# mixing different types of shrimp



## OneDaySale (Feb 9, 2008)

From searching - I see that potential issues with mixing different types of shrimp are:
1) fighting with other species
2) hybridization

I was thinking of mixing RCS with Amano and glass shrimp. Does anyone know of any issues with this mix? I thought I saw a chart a few weeks back in my lurking, but can't find it now.

Thanks!


----------



## Deni (Jul 6, 2005)

If you go here and scroll down to the bottom of the page, you'll see the chart. It also says that Amano shrimp can be kept with any of the ones on the chart.


----------



## Halibass (Jan 28, 2007)

I think I came across a post a while ago saying that glass/ghost shrimp will eat RCS sometimes.


----------



## OneDaySale (Feb 9, 2008)

tyvm Deni for the reply - and for the chart.
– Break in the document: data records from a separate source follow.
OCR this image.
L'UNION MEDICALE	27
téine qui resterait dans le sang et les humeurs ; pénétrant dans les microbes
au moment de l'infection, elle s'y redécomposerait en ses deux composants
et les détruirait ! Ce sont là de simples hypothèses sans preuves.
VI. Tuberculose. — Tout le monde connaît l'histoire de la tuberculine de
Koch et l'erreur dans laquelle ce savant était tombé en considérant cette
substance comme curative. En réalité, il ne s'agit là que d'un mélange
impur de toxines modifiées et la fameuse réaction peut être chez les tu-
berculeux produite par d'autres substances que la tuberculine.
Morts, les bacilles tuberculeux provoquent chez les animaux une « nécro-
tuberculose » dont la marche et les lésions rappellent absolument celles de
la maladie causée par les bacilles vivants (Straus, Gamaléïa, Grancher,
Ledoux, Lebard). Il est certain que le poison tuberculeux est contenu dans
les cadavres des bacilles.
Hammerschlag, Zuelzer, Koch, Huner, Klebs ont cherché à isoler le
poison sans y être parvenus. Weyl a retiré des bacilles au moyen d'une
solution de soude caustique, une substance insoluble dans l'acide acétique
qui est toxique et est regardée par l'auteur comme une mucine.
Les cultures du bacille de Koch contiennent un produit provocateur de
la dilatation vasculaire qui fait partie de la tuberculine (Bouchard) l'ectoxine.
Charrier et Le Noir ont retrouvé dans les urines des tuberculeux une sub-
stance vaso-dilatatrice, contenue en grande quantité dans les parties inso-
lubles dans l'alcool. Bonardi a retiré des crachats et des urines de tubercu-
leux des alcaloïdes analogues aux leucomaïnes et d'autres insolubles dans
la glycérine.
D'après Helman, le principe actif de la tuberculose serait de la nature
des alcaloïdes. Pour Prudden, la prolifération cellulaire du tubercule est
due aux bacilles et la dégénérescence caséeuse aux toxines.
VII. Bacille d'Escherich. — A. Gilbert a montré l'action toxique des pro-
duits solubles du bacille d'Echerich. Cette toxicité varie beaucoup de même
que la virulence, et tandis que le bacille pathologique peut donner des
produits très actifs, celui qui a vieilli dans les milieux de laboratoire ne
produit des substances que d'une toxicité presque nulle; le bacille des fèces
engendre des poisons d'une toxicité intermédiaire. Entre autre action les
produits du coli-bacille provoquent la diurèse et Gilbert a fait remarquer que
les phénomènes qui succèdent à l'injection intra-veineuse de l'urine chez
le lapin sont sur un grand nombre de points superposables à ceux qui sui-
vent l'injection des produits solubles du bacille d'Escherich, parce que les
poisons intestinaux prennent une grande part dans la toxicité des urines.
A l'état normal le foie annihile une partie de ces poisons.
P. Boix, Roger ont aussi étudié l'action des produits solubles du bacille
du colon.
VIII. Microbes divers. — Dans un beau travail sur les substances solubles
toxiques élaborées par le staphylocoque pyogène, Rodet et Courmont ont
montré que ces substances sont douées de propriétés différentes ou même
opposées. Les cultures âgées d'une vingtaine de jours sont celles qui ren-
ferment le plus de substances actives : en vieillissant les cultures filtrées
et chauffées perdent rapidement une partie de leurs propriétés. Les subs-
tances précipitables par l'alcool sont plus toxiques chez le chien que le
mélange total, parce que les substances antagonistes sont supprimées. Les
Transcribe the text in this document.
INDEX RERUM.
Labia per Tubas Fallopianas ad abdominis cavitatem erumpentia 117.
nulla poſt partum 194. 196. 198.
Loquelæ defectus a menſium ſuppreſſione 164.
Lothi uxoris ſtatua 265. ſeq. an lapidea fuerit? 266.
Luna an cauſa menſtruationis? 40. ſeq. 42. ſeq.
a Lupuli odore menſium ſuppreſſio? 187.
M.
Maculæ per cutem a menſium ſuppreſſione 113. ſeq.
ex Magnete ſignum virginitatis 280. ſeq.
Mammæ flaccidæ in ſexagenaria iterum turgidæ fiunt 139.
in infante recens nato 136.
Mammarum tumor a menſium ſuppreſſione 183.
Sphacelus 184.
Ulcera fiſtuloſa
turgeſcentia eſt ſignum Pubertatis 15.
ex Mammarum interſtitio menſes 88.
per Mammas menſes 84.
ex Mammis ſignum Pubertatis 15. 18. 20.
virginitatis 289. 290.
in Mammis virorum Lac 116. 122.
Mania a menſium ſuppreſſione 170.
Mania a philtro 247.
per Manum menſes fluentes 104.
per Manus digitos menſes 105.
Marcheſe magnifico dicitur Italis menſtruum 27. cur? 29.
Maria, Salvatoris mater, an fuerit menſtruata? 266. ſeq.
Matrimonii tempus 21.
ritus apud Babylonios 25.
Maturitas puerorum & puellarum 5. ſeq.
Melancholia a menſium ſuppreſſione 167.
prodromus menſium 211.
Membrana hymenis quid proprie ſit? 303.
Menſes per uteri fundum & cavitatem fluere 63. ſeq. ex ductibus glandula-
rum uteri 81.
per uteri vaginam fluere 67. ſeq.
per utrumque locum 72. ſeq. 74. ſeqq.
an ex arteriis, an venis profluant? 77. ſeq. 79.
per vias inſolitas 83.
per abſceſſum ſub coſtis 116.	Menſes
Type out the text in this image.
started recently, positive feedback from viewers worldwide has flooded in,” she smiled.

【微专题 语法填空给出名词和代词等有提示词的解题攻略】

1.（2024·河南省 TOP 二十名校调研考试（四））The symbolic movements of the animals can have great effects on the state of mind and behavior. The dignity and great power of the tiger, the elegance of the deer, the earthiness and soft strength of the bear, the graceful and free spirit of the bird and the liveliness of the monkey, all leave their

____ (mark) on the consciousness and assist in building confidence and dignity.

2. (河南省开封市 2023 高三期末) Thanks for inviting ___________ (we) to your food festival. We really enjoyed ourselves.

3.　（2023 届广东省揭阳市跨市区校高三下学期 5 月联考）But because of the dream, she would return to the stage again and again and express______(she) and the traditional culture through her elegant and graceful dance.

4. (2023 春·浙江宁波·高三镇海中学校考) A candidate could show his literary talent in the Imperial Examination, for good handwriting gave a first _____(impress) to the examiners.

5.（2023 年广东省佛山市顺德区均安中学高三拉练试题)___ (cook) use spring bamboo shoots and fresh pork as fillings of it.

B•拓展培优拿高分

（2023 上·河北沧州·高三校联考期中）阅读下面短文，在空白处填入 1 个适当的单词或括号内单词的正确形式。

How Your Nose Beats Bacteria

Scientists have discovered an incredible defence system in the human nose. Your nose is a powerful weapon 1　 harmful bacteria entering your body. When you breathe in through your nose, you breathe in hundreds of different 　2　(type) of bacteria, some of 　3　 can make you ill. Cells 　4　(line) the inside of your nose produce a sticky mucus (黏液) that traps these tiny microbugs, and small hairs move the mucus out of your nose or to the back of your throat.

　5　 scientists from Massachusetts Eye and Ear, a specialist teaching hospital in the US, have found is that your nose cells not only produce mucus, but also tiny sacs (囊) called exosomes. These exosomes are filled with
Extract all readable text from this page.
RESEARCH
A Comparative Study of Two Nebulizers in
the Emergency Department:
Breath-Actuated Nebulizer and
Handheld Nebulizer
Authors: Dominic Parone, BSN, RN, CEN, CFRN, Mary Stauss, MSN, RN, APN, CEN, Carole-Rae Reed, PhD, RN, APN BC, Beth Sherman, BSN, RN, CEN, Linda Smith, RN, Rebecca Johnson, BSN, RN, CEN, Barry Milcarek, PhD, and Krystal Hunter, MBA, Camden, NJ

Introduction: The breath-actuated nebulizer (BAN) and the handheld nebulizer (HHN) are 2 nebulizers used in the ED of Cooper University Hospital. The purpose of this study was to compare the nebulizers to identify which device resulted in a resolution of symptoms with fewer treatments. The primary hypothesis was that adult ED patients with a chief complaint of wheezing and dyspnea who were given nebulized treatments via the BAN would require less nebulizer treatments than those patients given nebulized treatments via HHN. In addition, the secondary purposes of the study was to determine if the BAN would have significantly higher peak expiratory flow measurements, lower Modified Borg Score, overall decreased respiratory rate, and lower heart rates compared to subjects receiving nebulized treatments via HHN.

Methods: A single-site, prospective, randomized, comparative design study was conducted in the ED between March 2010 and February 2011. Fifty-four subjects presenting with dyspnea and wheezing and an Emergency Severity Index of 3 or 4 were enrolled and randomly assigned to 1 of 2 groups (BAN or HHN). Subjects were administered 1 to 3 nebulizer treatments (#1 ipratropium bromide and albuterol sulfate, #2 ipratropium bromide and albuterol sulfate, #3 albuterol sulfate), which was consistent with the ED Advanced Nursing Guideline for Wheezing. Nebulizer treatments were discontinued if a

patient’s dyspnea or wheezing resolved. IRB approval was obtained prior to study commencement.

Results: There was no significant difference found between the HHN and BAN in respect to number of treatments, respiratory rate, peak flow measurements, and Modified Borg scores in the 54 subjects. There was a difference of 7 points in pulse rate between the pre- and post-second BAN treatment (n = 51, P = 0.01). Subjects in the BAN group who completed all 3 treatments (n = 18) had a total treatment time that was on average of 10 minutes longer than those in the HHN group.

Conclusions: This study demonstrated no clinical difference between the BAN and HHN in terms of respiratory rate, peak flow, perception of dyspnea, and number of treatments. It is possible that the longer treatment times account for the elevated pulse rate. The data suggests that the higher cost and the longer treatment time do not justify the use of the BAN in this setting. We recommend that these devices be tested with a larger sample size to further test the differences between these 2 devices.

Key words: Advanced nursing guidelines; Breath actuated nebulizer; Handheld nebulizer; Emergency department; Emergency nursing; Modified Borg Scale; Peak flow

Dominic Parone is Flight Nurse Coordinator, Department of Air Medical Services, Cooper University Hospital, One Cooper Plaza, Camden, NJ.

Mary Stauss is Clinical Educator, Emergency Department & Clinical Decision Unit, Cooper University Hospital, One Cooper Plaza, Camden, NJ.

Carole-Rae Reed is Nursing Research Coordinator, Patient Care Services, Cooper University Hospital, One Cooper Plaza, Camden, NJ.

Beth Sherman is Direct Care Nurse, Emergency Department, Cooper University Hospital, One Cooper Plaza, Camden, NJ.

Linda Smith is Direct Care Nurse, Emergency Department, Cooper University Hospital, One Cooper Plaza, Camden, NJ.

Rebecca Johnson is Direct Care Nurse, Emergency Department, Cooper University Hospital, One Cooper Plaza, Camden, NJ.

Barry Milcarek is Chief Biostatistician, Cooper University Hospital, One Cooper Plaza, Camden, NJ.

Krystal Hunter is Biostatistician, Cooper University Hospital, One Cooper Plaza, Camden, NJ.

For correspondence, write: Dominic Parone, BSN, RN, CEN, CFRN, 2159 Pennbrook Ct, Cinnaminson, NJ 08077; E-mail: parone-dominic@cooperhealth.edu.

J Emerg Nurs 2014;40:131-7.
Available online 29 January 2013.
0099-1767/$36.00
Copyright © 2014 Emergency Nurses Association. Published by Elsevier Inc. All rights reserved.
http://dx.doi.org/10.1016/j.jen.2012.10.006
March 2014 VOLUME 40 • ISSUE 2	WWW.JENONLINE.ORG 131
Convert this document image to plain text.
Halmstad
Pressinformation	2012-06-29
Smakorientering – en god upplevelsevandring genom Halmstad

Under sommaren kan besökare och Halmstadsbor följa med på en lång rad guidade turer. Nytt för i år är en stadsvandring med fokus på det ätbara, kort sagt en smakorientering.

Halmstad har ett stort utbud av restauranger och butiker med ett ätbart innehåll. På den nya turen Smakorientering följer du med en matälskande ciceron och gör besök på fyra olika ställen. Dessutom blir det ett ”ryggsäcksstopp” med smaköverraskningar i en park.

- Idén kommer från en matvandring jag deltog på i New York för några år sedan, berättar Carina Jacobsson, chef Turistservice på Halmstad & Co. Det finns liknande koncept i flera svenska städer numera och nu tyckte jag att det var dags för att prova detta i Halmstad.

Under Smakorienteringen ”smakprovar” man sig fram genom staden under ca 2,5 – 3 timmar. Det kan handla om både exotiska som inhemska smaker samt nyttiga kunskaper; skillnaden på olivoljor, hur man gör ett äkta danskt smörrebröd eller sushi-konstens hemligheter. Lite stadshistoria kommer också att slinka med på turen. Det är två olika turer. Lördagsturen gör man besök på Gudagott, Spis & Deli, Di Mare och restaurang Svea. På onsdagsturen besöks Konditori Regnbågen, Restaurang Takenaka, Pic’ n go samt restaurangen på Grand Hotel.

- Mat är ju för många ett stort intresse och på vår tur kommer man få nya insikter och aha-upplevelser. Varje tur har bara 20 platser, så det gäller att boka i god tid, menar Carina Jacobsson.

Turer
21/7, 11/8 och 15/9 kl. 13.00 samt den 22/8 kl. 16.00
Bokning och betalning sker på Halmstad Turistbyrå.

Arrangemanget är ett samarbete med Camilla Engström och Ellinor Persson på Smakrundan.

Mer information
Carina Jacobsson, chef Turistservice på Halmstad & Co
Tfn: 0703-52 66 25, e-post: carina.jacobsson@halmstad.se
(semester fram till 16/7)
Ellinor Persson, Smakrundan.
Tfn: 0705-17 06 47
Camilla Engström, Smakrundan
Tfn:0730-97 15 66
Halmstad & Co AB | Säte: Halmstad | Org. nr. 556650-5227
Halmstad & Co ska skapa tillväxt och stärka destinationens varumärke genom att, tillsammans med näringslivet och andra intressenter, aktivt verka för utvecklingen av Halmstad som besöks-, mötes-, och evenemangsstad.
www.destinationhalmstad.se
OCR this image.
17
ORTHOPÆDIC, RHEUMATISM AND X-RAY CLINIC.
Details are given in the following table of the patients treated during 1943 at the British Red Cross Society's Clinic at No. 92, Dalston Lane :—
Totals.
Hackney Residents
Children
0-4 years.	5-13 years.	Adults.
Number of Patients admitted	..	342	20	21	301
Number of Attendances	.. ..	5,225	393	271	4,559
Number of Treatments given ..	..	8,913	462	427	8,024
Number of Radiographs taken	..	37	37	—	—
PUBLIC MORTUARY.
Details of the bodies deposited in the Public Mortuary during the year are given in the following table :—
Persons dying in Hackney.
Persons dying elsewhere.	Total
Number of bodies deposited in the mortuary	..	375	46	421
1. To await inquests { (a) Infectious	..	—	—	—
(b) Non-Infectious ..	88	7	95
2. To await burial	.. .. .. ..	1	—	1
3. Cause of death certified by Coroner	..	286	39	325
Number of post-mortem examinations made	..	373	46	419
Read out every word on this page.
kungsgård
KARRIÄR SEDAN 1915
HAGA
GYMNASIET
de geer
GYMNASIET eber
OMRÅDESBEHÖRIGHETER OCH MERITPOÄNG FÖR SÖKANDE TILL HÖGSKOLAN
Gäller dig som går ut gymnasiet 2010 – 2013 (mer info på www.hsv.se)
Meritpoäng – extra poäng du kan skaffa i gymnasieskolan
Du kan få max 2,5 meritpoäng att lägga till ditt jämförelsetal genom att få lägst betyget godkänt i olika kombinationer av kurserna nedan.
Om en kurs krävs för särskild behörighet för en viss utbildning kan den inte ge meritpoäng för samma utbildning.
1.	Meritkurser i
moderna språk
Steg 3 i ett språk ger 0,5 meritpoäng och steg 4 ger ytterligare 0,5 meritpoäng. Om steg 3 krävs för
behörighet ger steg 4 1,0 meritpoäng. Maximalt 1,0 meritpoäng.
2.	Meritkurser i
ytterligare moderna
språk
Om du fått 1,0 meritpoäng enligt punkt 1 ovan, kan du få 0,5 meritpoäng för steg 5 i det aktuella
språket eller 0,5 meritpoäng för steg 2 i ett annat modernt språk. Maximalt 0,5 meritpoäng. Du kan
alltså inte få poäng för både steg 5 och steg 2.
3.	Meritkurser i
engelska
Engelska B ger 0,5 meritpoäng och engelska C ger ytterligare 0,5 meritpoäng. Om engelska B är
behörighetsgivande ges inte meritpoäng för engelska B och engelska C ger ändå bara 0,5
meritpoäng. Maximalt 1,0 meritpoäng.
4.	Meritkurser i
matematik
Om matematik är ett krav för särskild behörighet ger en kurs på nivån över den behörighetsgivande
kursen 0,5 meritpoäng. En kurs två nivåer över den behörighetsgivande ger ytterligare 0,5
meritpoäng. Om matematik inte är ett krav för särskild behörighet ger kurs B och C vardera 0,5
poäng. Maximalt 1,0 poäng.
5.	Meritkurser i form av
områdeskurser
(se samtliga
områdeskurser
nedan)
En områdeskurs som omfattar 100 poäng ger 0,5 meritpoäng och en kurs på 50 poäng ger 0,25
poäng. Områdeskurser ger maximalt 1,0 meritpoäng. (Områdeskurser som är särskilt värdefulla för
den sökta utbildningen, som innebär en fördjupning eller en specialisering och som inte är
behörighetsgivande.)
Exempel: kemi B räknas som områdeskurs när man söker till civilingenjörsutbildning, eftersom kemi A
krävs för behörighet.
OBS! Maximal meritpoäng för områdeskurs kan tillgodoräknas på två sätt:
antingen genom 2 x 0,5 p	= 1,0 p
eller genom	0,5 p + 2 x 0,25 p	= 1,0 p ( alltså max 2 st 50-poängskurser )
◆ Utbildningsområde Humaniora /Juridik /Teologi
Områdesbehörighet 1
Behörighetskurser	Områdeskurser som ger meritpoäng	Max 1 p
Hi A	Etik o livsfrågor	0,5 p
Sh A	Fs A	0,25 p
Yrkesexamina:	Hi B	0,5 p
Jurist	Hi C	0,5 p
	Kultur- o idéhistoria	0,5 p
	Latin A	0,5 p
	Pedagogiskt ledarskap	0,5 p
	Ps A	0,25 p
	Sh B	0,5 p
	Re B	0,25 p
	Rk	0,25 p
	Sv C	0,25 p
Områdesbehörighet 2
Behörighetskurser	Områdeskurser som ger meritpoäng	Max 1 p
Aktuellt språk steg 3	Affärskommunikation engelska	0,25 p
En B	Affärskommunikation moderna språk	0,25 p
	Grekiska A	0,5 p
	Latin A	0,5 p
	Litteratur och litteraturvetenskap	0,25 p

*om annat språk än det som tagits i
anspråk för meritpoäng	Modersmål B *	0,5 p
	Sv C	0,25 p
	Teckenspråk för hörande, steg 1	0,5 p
That resolves issues with RCS and Amano interactions - I didnt see glass shrimp on the list? Am I just missing it? Or do I still need to worry about them mixing? I think they are a different species completely and I should be ok?

Thanks!


----------



## OneDaySale (Feb 9, 2008)

Palaemonetes kadiakensis is the scientific name for the glass shrimp, so I don't think hybridization is an issue - does anyone know if they will fight? I have some now that are peaceful with each other...


----------



## jackgood (Feb 9, 2007)

Ive had Glass Shrimp and Amano Shrimp living side by side in my tank for a while now. The Amano tend to hang around my drift wood and the Glass shrimp roam everywhere else but they don't seem to show any aggressive behavior when one encrouches on the others "spot"


----------



## oblongshrimp (Aug 8, 2006)

don't know about aggressive behavior but hybridization shouldn't be an issue. Be careful with the glass shrimp, since they are sold as feeders they are likely in poor health and may carry some parasites or other nasties


----------



## greenisgood (Dec 19, 2004)

While I haven't personally done it, I've seen these guys mixed in tanks of club members, and they do fine so long as the tank isn't ovestocked or stocked with predators. These are mild mannered guys.


----------



## go9ma123 (Dec 22, 2007)

You can mix CRS and amano shrimp. I wouldn't put grass shrimp with amano or CRS. Sometimes grass shrimp to scare amano or CRS with their claws.


----------



## mommyeireanne (Oct 24, 2007)

My American Glass (ghost) Shrimp picked live daphnia out of the water and ate them like bon-bons. they definetly will eat and baby shrimp small enough. I've heard that they eat very small fish fry, and I believe it after seeing them hunt. I still like them, but be careful if you are breeding.


----------



## praxis5624 (Apr 22, 2006)

I would be careful to not place ghostshrimp with CRS or CS. CRS can be costly and ghostshrimp can be purchased cheap and are known to be aggressive when it comes to feeding. Then there is the chance of introducing problems to your tanks due to ghostshrimp being kept (mostly) in feeder tanks where known problems are due to overstocking.


----------